Am 30. Mai 2017 verlor der TSV 1860 München in der Relegation nach einem 1:1-Unentschieden im Hinspiel das Rückspiel in der Münchner Allianz Arena vor 62.200 Zuschauern mit 0:2 gegen den Drittligisten SSV Jahn Regensburg. Nach zahlreichen vergeblichen Versuchen, in die Erste Bundesliga aufzusteigen, hatte der Klub seinem Investor Hasan Ismaik, seit 2011 Mehrheitseigner der Profi-Fußballgesellschaft, auf dessen Verlangen hin erstmals freie Hand gelassen, die Geschäftsführung, den Sportdirektor, das Trainerteam und den Spielerkader nach seinen eigenen Wünschen zusammenzustellen. Mithilfe externer Berater ließ Ismaik die Profi-Fußballtochter daraufhin radikal umorganisieren. Als Geschäftsführer holte man den erfahrenen Ex-Profi Thomas Eichin an Bord. Kosta Runjaic sollte den TSV 1860 als Trainer ins Oberhaus führen. Hochkarätige Spieler mit Erstliga-Erfahrung wurden verpflichtet. Doch bereits zur Halbserie verlor der Investor die Geduld mit seinem Personal und nahm erneut in großem Stil Veränderungen vor. Eichin und Runjaic mussten den Verein wieder verlassen. Mit dem Amerikaner Anthony Power fungierte nun ein enger Vertrauter Ismaiks als Prinzipal. Auf der Geschäftsstelle galt Englisch fortan als Unternehmenssprache. Der frühere Liverpool-Manager Ian Ayre sollte den Klub in eine goldene Zukunft führen. Mit dem portugiesischen Startrainer Vitor Pereira kamen in der Winterpause ein halbes Dutzend hochveranlagter Spieler aus verschiedenen Ländern.

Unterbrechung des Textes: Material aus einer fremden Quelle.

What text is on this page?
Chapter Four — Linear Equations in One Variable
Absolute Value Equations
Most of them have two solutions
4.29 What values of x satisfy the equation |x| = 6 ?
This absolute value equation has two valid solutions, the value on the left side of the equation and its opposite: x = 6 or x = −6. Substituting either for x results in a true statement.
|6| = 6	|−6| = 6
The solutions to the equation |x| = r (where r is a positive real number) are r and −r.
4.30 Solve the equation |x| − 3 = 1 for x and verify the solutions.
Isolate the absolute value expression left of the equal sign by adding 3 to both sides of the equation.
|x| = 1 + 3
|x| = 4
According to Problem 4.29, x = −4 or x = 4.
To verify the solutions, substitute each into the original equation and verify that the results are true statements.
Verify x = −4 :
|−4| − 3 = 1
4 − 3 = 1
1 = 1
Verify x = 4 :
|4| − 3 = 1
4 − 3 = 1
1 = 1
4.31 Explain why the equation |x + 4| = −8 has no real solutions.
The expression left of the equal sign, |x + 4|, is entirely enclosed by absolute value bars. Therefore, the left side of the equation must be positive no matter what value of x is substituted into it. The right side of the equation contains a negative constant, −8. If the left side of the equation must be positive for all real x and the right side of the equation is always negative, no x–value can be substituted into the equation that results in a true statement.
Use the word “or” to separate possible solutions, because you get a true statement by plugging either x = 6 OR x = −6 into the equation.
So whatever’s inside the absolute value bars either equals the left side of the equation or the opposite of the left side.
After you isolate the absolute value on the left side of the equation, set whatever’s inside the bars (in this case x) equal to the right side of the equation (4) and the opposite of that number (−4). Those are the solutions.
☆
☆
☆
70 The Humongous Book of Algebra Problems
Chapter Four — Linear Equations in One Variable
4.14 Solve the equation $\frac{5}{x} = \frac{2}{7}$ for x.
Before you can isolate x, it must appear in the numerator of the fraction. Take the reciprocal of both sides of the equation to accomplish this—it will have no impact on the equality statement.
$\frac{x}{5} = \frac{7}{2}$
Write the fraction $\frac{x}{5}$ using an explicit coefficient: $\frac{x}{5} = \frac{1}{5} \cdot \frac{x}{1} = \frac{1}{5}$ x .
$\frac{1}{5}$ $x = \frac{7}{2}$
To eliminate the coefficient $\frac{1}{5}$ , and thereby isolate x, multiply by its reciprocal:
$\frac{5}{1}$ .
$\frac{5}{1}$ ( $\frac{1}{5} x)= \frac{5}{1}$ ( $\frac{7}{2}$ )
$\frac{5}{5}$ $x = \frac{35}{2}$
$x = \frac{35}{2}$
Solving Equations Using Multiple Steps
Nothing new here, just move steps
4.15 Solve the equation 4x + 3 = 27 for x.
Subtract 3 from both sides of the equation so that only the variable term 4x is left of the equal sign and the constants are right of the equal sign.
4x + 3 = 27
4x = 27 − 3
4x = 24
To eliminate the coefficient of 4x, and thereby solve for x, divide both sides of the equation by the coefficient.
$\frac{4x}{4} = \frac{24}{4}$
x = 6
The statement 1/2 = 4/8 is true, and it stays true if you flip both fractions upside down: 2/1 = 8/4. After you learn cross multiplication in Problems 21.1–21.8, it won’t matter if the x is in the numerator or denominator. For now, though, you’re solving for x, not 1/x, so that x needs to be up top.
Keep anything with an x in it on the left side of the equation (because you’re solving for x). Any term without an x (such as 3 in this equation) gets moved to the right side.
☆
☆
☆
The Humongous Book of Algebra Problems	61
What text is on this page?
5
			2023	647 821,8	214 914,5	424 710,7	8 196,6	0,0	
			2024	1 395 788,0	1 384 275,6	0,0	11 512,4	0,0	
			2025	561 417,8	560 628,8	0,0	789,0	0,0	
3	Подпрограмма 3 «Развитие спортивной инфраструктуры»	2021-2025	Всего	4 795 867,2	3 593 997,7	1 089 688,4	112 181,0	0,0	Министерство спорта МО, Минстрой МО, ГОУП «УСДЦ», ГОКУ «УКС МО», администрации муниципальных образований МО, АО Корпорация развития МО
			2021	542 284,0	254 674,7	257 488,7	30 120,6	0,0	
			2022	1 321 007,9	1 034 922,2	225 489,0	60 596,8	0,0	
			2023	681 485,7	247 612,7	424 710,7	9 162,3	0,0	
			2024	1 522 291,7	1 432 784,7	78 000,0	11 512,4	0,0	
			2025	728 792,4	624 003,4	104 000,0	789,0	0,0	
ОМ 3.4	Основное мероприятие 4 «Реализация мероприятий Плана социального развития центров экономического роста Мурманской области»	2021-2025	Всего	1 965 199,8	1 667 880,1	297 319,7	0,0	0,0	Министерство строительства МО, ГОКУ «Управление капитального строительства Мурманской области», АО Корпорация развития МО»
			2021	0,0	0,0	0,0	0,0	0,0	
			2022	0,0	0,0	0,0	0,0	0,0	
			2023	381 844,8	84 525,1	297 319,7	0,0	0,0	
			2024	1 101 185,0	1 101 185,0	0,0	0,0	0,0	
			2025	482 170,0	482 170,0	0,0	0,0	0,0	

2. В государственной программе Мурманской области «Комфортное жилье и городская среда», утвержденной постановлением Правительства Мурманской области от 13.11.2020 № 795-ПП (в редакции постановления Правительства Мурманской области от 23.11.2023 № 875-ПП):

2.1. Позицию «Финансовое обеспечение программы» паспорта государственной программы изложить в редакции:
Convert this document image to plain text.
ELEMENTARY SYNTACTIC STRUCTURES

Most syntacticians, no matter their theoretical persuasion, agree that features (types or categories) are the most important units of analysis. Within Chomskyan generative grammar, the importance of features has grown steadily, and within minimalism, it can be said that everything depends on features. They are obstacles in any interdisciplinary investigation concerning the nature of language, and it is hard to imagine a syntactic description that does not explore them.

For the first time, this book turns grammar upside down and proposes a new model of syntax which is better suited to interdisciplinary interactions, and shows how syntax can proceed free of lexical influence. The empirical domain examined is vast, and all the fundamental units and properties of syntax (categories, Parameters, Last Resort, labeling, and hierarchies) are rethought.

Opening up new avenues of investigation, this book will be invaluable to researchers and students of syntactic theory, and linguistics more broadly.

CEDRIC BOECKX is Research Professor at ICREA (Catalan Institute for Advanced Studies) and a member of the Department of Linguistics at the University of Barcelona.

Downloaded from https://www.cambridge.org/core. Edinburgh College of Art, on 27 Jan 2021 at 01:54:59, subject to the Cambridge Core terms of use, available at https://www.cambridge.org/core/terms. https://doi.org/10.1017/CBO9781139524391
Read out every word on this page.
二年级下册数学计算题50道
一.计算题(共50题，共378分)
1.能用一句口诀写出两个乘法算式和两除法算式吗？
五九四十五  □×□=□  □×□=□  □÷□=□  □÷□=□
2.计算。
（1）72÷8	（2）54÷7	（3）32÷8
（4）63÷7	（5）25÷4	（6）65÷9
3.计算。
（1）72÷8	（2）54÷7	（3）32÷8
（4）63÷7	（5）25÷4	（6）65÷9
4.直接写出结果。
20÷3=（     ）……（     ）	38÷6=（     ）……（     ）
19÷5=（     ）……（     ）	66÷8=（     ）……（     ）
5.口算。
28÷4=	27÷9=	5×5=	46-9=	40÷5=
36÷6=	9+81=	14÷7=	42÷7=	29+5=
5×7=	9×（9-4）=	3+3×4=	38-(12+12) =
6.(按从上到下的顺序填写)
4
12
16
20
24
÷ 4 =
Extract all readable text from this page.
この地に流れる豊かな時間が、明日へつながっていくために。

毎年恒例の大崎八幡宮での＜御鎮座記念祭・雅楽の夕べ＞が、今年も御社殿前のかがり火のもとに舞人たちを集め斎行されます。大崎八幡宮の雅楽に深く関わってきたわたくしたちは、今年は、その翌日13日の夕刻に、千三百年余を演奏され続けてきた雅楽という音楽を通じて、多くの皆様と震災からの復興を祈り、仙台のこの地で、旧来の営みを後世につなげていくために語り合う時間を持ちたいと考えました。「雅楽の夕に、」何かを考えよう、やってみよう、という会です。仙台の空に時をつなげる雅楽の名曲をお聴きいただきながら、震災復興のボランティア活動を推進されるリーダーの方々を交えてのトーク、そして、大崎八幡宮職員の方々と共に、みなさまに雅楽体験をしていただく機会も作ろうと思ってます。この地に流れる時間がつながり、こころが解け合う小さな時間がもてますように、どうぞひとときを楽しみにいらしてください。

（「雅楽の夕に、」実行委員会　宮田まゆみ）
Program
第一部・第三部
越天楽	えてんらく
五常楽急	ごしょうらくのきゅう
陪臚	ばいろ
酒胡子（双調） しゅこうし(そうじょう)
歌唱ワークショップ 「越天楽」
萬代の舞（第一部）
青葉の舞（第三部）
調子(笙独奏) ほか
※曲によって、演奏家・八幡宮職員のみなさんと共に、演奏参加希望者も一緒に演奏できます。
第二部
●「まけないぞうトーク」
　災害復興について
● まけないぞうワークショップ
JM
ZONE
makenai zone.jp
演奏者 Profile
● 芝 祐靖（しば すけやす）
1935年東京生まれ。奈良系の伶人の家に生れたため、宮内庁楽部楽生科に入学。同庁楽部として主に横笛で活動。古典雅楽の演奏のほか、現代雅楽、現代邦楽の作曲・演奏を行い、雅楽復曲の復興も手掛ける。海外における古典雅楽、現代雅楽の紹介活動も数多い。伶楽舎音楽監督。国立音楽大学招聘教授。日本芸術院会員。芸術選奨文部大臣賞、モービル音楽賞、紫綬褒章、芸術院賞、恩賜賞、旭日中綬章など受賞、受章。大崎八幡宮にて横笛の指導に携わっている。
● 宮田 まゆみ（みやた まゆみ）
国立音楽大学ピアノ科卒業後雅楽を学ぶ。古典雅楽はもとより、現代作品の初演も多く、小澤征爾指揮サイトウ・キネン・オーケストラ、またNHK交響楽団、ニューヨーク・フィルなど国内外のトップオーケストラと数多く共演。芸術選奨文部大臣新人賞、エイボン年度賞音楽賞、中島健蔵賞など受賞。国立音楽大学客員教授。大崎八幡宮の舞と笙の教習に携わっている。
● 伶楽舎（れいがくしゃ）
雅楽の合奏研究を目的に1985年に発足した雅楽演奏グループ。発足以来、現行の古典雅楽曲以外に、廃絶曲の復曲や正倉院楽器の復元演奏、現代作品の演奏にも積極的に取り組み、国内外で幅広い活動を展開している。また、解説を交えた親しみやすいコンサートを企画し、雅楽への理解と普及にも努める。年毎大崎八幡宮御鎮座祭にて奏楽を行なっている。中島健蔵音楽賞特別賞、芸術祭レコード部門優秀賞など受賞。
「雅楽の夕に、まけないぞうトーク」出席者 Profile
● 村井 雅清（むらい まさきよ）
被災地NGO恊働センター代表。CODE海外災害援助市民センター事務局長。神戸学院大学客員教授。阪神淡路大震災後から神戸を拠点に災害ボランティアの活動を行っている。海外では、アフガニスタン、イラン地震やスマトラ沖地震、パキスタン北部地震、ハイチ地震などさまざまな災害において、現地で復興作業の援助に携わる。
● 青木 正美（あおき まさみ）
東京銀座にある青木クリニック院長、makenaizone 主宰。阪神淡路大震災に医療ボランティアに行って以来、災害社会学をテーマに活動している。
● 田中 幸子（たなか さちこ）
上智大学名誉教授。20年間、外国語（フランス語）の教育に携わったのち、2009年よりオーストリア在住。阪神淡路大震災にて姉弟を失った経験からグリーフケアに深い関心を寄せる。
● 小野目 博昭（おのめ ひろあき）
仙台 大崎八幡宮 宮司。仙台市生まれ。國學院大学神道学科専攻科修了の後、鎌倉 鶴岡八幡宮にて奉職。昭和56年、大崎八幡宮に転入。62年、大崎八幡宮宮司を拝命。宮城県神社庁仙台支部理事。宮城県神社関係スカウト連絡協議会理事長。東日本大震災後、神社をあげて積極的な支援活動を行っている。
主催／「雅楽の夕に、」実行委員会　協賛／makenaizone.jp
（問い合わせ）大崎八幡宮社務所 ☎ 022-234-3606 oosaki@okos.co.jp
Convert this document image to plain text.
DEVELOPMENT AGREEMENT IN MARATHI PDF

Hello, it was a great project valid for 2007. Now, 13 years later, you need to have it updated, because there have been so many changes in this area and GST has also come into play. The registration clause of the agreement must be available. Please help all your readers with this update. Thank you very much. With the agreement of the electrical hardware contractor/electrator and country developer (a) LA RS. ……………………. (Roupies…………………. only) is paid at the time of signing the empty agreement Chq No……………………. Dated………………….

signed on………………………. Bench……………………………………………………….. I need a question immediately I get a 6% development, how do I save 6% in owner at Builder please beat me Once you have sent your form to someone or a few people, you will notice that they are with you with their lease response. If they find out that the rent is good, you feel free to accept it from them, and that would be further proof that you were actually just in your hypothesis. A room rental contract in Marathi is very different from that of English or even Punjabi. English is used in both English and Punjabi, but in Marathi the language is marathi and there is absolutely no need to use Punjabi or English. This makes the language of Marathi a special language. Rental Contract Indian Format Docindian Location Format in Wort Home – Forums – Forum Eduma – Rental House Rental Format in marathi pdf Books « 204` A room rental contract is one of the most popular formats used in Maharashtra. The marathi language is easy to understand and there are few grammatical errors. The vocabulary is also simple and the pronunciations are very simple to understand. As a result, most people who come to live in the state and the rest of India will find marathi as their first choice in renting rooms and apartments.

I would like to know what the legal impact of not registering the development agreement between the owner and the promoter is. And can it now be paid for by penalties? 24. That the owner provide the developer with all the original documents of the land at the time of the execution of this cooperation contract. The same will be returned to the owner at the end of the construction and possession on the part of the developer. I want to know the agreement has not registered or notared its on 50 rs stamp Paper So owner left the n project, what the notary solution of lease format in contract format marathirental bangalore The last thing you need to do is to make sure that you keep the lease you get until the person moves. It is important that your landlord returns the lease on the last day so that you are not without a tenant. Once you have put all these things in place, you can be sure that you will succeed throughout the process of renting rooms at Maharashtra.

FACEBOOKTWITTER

Infolge der verlorenen Abstiegsrelegation trat noch am gleichen Abend Präsident Peter Cassalette von seinem Amt zurück. Ian Ayre hatte seinen Posten schon am Tag zuvor gekündigt, tags darauf war auch Vitor Pereira, der bei seiner Verpflichtung mit der vollmundigen Ankündigung »We go to the top!« auf sich aufmerksam gemacht hatte, mit seinem Trainerstab verschwunden. Die Fans reagierten teils wütend, teils resigniert. Als klar war, dass die desolate Mannschaft das Spiel nicht mehr herumreißen würde, kam es zu vereinzelten Ausschreitungen. Frustrierte Anhänger der Löwen fackelten in den Schlussminuten das Ballfangnetz ab und warfen herausgerissene Sitzschalen, Plastikfahnenstangen und Bengalos auf das Spielfeld. USK-Polizisten stürmten vor die Nordkurve und versuchten mittels Pfefferspray-Einsatz die Situation unter Kontrolle zu bringen. Nach zwanzig Minuten Unterbrechung wurde die Partie zu Ende gespielt. Der Verein war nach dreizehn Jahren Zweitliga-Zugehörigkeit mit einem der teuersten Kader der Zweiten Bundesliga sportlich abgestiegen. Weil Investor Ismaik Zahlungen, die für den Erhalt der Lizenz für die Dritte Bundesliga nötig gewesen wären, nicht fristgerecht leistete und sein weiteres finanzielles Engagement an für den Verein unerfüllbare Forderungen knüpfte, stieg der TSV 1860 München am 2. Juni 2017, dem sogenannten »schwarzen Freitag«, zwangsweise in die Regionalliga ab.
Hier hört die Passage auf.